Fine-tune dbrx-instruct on a single VM with 8 H100s
hosseinsarshar opened this issue · 1 comments
hosseinsarshar commented
I'm trying to fine-tune dbrx on a single machine with 8 H100 gpus. I keep getting OOM error with different configurations, I wonder if this is even doable.

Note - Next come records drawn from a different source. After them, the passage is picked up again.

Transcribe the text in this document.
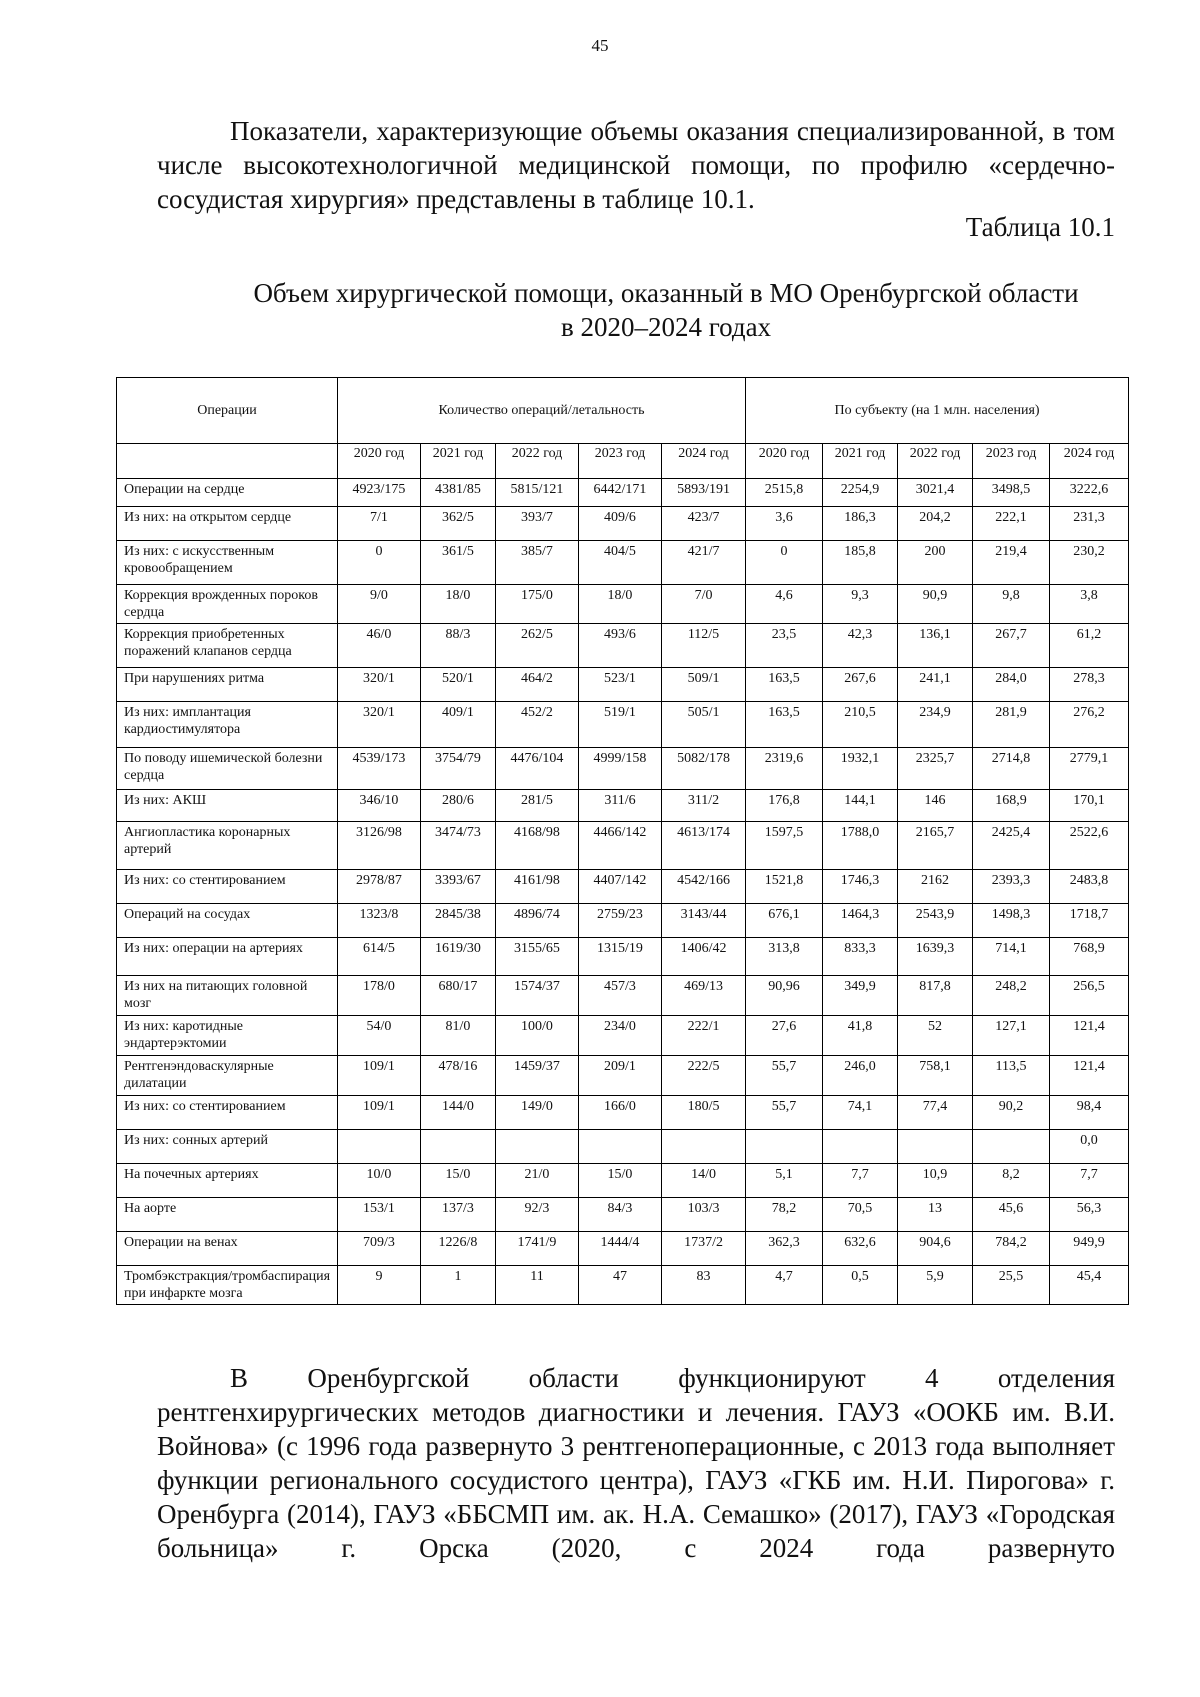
45

Показатели, характеризующие объемы оказания специализированной, в том числе высокотехнологичной медицинской помощи, по профилю «сердечно-сосудистая хирургия» представлены в таблице 10.1.

Таблица 10.1
Объем хирургической помощи, оказанный в МО Оренбургской области
в 2020–2024 годах
Операции	Количество операций/летальность					По субъекту (на 1 млн. населения)				
	2020 год	2021 год	2022 год	2023 год	2024 год	2020 год	2021 год	2022 год	2023 год	2024 год
Операции на сердце	4923/175	4381/85	5815/121	6442/171	5893/191	2515,8	2254,9	3021,4	3498,5	3222,6
Из них: на открытом сердце	7/1	362/5	393/7	409/6	423/7	3,6	186,3	204,2	222,1	231,3
Из них: с искусственным кровообращением	0	361/5	385/7	404/5	421/7	0	185,8	200	219,4	230,2
Коррекция врожденных пороков сердца	9/0	18/0	175/0	18/0	7/0	4,6	9,3	90,9	9,8	3,8
Коррекция приобретенных поражений клапанов сердца	46/0	88/3	262/5	493/6	112/5	23,5	42,3	136,1	267,7	61,2
При нарушениях ритма	320/1	520/1	464/2	523/1	509/1	163,5	267,6	241,1	284,0	278,3
Из них: имплантация кардиостимулятора	320/1	409/1	452/2	519/1	505/1	163,5	210,5	234,9	281,9	276,2
По поводу ишемической болезни сердца	4539/173	3754/79	4476/104	4999/158	5082/178	2319,6	1932,1	2325,7	2714,8	2779,1
Из них: АКШ	346/10	280/6	281/5	311/6	311/2	176,8	144,1	146	168,9	170,1
Ангиопластика коронарных артерий	3126/98	3474/73	4168/98	4466/142	4613/174	1597,5	1788,0	2165,7	2425,4	2522,6
Из них: со стентированием	2978/87	3393/67	4161/98	4407/142	4542/166	1521,8	1746,3	2162	2393,3	2483,8
Операций на сосудах	1323/8	2845/38	4896/74	2759/23	3143/44	676,1	1464,3	2543,9	1498,3	1718,7
Из них: операции на артериях	614/5	1619/30	3155/65	1315/19	1406/42	313,8	833,3	1639,3	714,1	768,9
Из них на питающих головной мозг	178/0	680/17	1574/37	457/3	469/13	90,96	349,9	817,8	248,2	256,5
Из них: каротидные эндартерэктомии	54/0	81/0	100/0	234/0	222/1	27,6	41,8	52	127,1	121,4
Рентгенэндоваскулярные дилатации	109/1	478/16	1459/37	209/1	222/5	55,7	246,0	758,1	113,5	121,4
Из них: со стентированием	109/1	144/0	149/0	166/0	180/5	55,7	74,1	77,4	90,2	98,4
Из них: сонных артерий										0,0
На почечных артериях	10/0	15/0	21/0	15/0	14/0	5,1	7,7	10,9	8,2	7,7
На аорте	153/1	137/3	92/3	84/3	103/3	78,2	70,5	13	45,6	56,3
Операции на венах	709/3	1226/8	1741/9	1444/4	1737/2	362,3	632,6	904,6	784,2	949,9
Тромбэкстракция/тромбаспирация при инфаркте мозга	9	1	11	47	83	4,7	0,5	5,9	25,5	45,4

В Оренбургской области функционируют 4 отделения рентгенхирургических методов диагностики и лечения. ГАУЗ «ООКБ им. В.И. Войнова» (с 1996 года развернуто 3 рентгеноперационные, с 2013 года выполняет функции регионального сосудистого центра), ГАУЗ «ГКБ им. Н.И. Пирогова» г. Оренбурга (2014), ГАУЗ «ББСМП им. ак. Н.А. Семашко» (2017), ГАУЗ «Городская больница» г. Орска (2020, с 2024 года развернуто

I see a note that suggests 64x80 GPUs, but I wonder if there are ways to do it with 8X80 GB gpus.
Thanks
hosseinsarshar commented
Some other info about my job:
My config:
# Note: This requires ~64x80GB GPUs
max_seq_len: 64
icl_seq_len: 64
# Run Name
run_name: # If left blank, will be read from env var $RUN_NAME
# Model
model:
name: hf_causal_lm
pretrained: true
init_device: mixed
use_auth_token: true
config_overrides: {}
use_flash_attention_2: true
pretrained_model_name_or_path: databricks/dbrx-instruct
# Tokenizer
tokenizer:
name: databricks/dbrx-instruct
kwargs:
model_max_length: ${max_seq_len}
trust_remote_code: true
# Dataloaders
train_loader:
name: finetuning
dataset:
split: train
hf_name: mosaicml/dolly_hhrlhf
shuffle: true
max_seq_len: ${max_seq_len}
eos_token_id: 0
packing_ratio: auto
allow_pad_trimming: false
decoder_only_format: true
drop_last: true
pin_memory: true
num_workers: 8
prefetch_factor: 2
persistent_workers: true
eval_loader:
name: finetuning
dataset:
split: test
hf_name: mosaicml/dolly_hhrlhf
shuffle: false
max_seq_len: ${max_seq_len}
packing_ratio: null
allow_pad_trimming: false
decoder_only_format: true
drop_last: true
pin_memory: true
num_workers: 8
prefetch_factor: 2
persistent_workers: true
# Optimization
optimizer:
lr: 0.000001
name: decoupled_lionw
betas:
- 0.9
- 0.95
weight_decay: 1.0e-06
scheduler:
name: cosine_with_warmup
alpha_f: 0
t_warmup: 0.02dur
algorithms:
gradient_clipping:
clipping_type: norm
clipping_threshold: 1
max_duration: 2ep
eval_interval: 1ep
global_train_batch_size: 8
eval_first: false
# eval_subset_num_batches: -1
# System
seed: 17
device_train_microbatch_size: 1
device_eval_batch_size: 1
precision: amp_bf16
autoresume: true
dist_timeout: 3600
expandable_segments: true
# FSDP
fsdp_config:
mixed_precision: PURE
state_dict_type: sharded
limit_all_gathers: true
sharding_strategy: FULL_SHARD
activation_cpu_offload: false
activation_checkpointing: true
activation_checkpointing_reentrant: false
# Logging
progress_bar: false
log_to_console: true
console_log_interval: 1ba
# Callbacks
callbacks:
lr_monitor: {}
speed_monitor:
window_size: 1
memory_monitor: {}
hf_checkpointer:
overwrite: true
precision: bfloat16
save_folder: ./{run_name}/checkpoints
save_interval: 1dur
runtime_estimator: {}
composer train/train.py \
train/yamls/finetune/dbrx-full-ft.yaml \
data_local=/home/.../dbrx-asset/c4/large \
train_loader.dataset.split=train \
eval_loader.dataset.split=test \
max_duration=10ba \
eval_interval=0 \
save_folder=/home/.../dbrx-asset/dbrx-asset